I just want to know what the auditions were like, and how they came to decide on these actors among others. We don't know who the casting director is, and the thought-process behind casting tends to start with the screenwriter. They typically write characters based on a certain actor (or two) in mind, and they cross their fingers and hope the person agrees to play the character. If they don't, they go looking for someone else who is similar, but they may have to make some tweaks to the character in the process.

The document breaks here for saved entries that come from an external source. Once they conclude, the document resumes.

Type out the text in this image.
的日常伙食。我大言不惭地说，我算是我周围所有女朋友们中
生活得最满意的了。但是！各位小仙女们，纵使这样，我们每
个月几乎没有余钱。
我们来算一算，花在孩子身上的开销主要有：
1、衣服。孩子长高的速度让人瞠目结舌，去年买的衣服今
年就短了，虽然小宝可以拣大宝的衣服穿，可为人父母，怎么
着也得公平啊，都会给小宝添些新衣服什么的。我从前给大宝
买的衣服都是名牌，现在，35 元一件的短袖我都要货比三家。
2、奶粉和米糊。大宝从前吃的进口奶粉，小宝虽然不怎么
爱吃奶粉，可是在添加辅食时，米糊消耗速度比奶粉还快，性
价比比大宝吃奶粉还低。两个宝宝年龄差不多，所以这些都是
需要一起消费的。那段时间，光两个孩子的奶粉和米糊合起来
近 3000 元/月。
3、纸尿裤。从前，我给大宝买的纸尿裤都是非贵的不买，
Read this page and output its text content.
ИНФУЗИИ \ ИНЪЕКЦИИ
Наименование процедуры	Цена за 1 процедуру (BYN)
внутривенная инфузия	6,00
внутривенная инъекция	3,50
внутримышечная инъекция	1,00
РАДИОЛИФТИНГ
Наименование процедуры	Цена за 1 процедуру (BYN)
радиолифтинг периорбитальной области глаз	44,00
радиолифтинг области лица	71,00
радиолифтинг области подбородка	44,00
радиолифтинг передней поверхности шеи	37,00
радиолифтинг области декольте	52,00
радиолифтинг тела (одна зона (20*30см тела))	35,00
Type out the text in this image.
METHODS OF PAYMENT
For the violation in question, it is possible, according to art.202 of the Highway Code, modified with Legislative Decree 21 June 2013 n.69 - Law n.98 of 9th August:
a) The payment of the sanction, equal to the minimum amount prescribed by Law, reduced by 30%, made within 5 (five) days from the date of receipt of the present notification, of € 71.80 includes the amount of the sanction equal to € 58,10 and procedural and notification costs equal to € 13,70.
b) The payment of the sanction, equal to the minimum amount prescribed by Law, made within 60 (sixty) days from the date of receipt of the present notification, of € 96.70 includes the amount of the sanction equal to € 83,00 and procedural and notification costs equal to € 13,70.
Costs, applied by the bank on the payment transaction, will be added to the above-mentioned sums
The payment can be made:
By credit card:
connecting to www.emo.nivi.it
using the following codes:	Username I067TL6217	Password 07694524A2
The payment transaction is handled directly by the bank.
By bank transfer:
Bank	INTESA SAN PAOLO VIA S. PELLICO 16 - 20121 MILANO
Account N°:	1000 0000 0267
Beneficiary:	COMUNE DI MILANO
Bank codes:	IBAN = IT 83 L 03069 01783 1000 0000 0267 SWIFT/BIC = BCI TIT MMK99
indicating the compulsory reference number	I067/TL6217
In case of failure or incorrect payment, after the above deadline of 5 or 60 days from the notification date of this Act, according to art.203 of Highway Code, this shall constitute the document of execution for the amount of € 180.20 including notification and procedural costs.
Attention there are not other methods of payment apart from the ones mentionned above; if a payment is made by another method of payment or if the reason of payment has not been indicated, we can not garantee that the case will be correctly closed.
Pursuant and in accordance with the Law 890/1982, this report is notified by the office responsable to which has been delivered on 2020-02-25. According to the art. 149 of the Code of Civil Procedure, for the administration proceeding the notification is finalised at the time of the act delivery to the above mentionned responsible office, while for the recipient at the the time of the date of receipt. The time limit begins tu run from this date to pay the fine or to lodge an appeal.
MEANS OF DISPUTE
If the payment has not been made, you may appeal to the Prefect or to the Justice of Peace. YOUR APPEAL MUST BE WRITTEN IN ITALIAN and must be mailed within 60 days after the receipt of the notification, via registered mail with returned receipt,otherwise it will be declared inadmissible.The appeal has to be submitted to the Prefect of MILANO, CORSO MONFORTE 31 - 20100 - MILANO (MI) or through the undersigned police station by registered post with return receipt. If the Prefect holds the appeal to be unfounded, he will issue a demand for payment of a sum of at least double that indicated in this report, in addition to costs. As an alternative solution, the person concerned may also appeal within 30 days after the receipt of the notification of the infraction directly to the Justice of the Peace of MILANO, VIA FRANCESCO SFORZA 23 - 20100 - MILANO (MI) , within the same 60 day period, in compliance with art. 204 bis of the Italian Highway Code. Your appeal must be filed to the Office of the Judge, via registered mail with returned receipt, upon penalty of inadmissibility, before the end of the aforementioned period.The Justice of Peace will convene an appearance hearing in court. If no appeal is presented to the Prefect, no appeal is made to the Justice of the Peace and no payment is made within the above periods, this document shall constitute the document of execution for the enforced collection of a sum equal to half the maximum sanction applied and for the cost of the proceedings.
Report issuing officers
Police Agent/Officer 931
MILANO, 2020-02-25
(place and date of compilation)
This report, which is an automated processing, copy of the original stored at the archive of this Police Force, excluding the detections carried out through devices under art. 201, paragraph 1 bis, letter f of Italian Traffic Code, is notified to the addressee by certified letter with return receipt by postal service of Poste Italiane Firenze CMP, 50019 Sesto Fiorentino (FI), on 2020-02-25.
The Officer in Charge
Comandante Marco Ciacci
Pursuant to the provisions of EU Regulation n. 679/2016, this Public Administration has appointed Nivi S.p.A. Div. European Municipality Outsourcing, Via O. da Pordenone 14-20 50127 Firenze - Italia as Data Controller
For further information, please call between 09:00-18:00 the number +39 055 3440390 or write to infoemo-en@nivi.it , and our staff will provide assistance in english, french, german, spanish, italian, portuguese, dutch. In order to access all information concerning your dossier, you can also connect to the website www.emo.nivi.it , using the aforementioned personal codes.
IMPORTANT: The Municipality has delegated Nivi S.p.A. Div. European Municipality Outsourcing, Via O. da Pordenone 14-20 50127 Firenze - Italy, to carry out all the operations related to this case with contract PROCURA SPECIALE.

Shrek is a good example of this happening. Chris Farley was the go-to choice for Shrek, and the character was originally written for Chris. When he died before he could finish recording, they went with Mike Myers since he's kinda similar to Chris, but Shrek had to be rewritten to fit Mike (I think that was Mike's idea out of respect for Chris). The Genie is an example of it going right in that Robin Williams wasn't a guarantee, but he loved what the animators had put together in their reel for him and agreed--but then the marketing manipulation upset Robin. Dan Castellaneta was a fine replacement for Genie in the TV series and the character didn't need to be changed for his comfort, but he didn't have quite the same manic energy as Robin.
So however the auditions went, or if these were the de-facto faces for the characters, it's indeed a very baffling choice, but I would hope that they can disguise their voices into the characters. Yeah, not every actor can do voice-acting, but if they're able to lose themselves into a character on-screen, you can trust they can lose themselves in an animated character, as long as the ADR director is competent. I regrettably have to give Illumination this that they at least have a sense of good voice-directing in their projects. The movies still suck ass in presentation, but off the top of my head I can't think of a truly bad voice. (Yeah, you can say that having generic/average voice-actors is still just as bad, but they blend in to everything else in this bland world of entertainment at this point that it's to be expected.)
Chris Pratt has experience in voice-acting, I just don't know if he's able to put on a convincing Italian accent because far as I know, he's never proven that on audio. Jack Black has more experience than him in that regard, but the last villain I can think of he voiced (he's been a villain on-camera before) was Zeke from Ice Age, and that was long before he got household famous. I don't even know if he can deepen his voice enough to pull off a convincing Bowser, but he at least has the ham down-pat.
I have no fucking idea who Anya Taylor Joy even is, never heard of her before nor seen anything she's been in, but honestly, Peach can sound her typical sugary sweet (Peeee-chee~), or have the mature voice of Leslie Swan in Super Mario 64. Any woman who's not a chain-smoker I think can voice her. Everyone else minus Kevin is a make-or-break it at this point, with Seth Rogen potentially being the worst of the bunch just due to him being everywhere at this point. (I've never watched the Smurfs movie so if Fred Armisen was awful in there as Brainy Smurf, then hold on to your butts.)
I want to be pleasantly surprised, but I'm bracing for the worst for when the first trailer will drop.